Descrizione
“L’aiuola che ci fa tanto feroci”: è così che Dante definisce il pianeta terra, nel XXII canto del Paradiso, guardandola da lontano, dall’alto, ma anche da uomo consapevole delle passioni e dei conflitti del suo tempo.
L’Italia e il mondo sono ancora alle prese con il Covid-19 e noi dedichiamo un corposo dossier a un tema oggi necessario: il rapporto tra salute e democrazia. La pandemia sta mettendo alla prova le democrazie occidentali, rendendo evidenti le disuguaglianze sociali di fronte alla malattia e l’importanza di una revisione profonda delle politiche in materia di salute, ma anche di una discussione aperta su cosa intendiamo per salute e malattia. Il dossier è aperto da un importante articolo di RICHARD HORTON, direttore della rivista “The Lancet”, che utilizza il concetto di “sindemia” per indicare la connessione tra il Covid-19 e alcune malattie degenerative non contagiose, legate alle disuguaglianze sociali, e dalla riflessione di SETH HOLMES, ANGELA JENKS, HELENA HANSEN e SCOTT STONINGTON, che mostrano l’importanza di prendere in considerazione le disuguaglianze sociali nell’organizzazione della risposta sanitaria al virus. ERNESTO BURGIO, in una lunga intervista realizzata da MAURO BOARELLI ed ENZO FERRARA, ribadisce la necessità di un ripensamento dell’approccio alla salute della medicina occidentale, anche per prevenire le conseguenze delle epidemie che verranno, mentre NICOLETTA DENTICO, incontrata dalla redazione della rivista, analizza come le fondazioni filantropiche abbiano assunto un peso crescente nella definizione delle politiche sanitarie a livello internazionale e come questo costituisca una profonda ferita per la democrazia. CECILIA FRANCINI a partire dall’esperienza della Casa della salute delle Piagge, a Firenze, propone un modello che ci sembra importante per riorganizzare la medicina territoriale dal basso; ENZO FERRARA ha letto per noi i libri che sulla pandemia hanno scritto Vittorio Agnoletto e ancora Richard Horton e, infine, LUIGI FERRAJOLI, intervistato da MAURO BOARELLI e MIMMO PERROTTA, ragiona sulle dimensioni giuridiche del rapporto tra democrazia e diritto alla salute.

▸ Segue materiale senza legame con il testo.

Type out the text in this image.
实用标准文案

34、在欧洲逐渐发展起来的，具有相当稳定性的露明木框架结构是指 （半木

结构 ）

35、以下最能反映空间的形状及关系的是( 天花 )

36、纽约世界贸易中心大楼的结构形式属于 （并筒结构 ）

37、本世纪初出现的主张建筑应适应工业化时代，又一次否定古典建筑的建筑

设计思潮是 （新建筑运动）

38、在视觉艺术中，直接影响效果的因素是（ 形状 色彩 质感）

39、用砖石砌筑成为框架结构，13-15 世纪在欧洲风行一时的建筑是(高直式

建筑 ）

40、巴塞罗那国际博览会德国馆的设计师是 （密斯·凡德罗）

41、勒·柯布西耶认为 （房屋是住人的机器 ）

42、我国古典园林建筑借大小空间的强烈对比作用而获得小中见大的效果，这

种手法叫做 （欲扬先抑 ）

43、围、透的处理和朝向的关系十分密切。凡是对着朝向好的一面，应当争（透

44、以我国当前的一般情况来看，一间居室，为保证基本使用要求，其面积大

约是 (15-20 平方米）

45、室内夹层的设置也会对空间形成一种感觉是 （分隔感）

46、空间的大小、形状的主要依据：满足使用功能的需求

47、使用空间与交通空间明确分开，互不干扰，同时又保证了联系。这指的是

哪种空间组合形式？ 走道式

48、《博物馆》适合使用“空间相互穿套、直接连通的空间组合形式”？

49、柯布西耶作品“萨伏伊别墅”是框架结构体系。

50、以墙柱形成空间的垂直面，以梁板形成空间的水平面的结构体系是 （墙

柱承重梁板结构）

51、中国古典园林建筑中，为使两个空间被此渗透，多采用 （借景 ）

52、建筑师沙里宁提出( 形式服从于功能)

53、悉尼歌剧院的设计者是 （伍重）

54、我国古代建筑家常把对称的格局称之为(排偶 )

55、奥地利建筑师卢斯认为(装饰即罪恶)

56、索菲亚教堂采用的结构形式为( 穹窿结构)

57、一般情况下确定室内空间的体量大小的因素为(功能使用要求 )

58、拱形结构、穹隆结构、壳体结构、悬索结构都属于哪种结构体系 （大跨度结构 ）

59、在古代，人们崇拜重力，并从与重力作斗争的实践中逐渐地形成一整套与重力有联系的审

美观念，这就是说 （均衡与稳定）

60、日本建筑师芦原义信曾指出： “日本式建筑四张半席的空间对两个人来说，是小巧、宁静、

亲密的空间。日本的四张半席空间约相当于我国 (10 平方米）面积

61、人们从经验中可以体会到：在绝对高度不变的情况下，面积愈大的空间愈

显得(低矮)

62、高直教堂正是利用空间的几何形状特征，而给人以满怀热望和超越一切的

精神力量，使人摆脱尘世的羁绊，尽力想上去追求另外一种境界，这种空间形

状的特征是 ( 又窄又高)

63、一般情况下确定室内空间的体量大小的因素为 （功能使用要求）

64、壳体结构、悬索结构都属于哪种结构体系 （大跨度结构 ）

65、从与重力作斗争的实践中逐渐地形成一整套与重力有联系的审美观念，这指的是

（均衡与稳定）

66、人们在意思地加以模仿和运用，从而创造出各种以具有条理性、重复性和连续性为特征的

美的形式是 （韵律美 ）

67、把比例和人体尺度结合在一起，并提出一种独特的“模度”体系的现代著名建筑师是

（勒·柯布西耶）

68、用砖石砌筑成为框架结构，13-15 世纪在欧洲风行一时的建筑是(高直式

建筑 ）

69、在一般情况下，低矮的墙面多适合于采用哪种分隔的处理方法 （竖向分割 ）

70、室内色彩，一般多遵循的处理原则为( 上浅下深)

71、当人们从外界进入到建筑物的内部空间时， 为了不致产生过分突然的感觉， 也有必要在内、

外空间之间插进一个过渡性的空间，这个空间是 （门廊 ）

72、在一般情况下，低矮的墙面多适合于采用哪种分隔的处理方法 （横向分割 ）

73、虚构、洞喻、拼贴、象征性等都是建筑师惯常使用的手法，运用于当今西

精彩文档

Per “In casa”, STEFANO DEMATTEIS descrive la figura di Raffaele Cutolo, recentemente scomparso, per capire perché è stato così importante nella storia recente dell’Italia, mentre ALESSANDRO COPPOLA continua il dibattito di queste settimane sulla crisi della nostra democrazia.
Per la sezione “Pianeta”, LIDIA BONIFATI ripercorre, trent’anni dopo, la tragica vicenda delle guerre nella ex-Jugoslavia, un tema su cui torneremo nei prossimi numeri, mentre DOMENICO CHIRICO ha letto per noi un libro su cosa resta dell’Isis in Siria e PIERO SINATTI descrive l’importanza e i limiti di Naval’nyj nell’opposizione a Putin in Russia.
In “Educazione e intervento sociale”, GOFFREDO FOFI afferma che solo una mobilitazione dal basso potrà cambiare la scuola, mentre CLAUDIO PEDRON racconta di un incontro tra i detenuti del carcere di Sollicciano, Firenze, e una giudice della Corte Costituzionale, AMEDEO GAGLIARDI affronta da chi conosce bene l’ex ospedale psichiatrico di Quarto, Genova, il libro di Paolo Milone su salute mentale, cura e contenzione e DANIELE ROSA ci introduce senza moralismi a un fenomeno della comunità gay poco noto in Italia, quello del chemsex.
Per “Poco di buono”, FABIO PUSTERLA ripercorre l’opera di PHILIPPE JACCOTTET, una delle voci maggiori della poesia europea contemporanea, scomparso lo scorso febbraio, mentre ROBERTA MAZZANTI discute del rapporto tra madri e figlie in alcuni romanzi italiani degli ultimi anni. Seguono due recensioni: MARIA CONCETTA SALA legge i saggi di Giancarlo Gaeta su Gesù nei testi evangelici, NICOLA DE CILIA il “romanzo filosofico” di Telmo Pievani, che ha come protagonisti Albert Camus e il biologo Jacques Monod. Infine, ANKE FEUCHTENBERGER, autrice dei disegni che illustrano questo numero, descrive il proprio lavoro in una conversazione con GIORDANA PICCININI.
Le fotografie che aprono e chiudono il numero sono state scattate da LORENZO TUGNOLI e sono parte di un reportage dai centri di detenzione per migranti in Libia.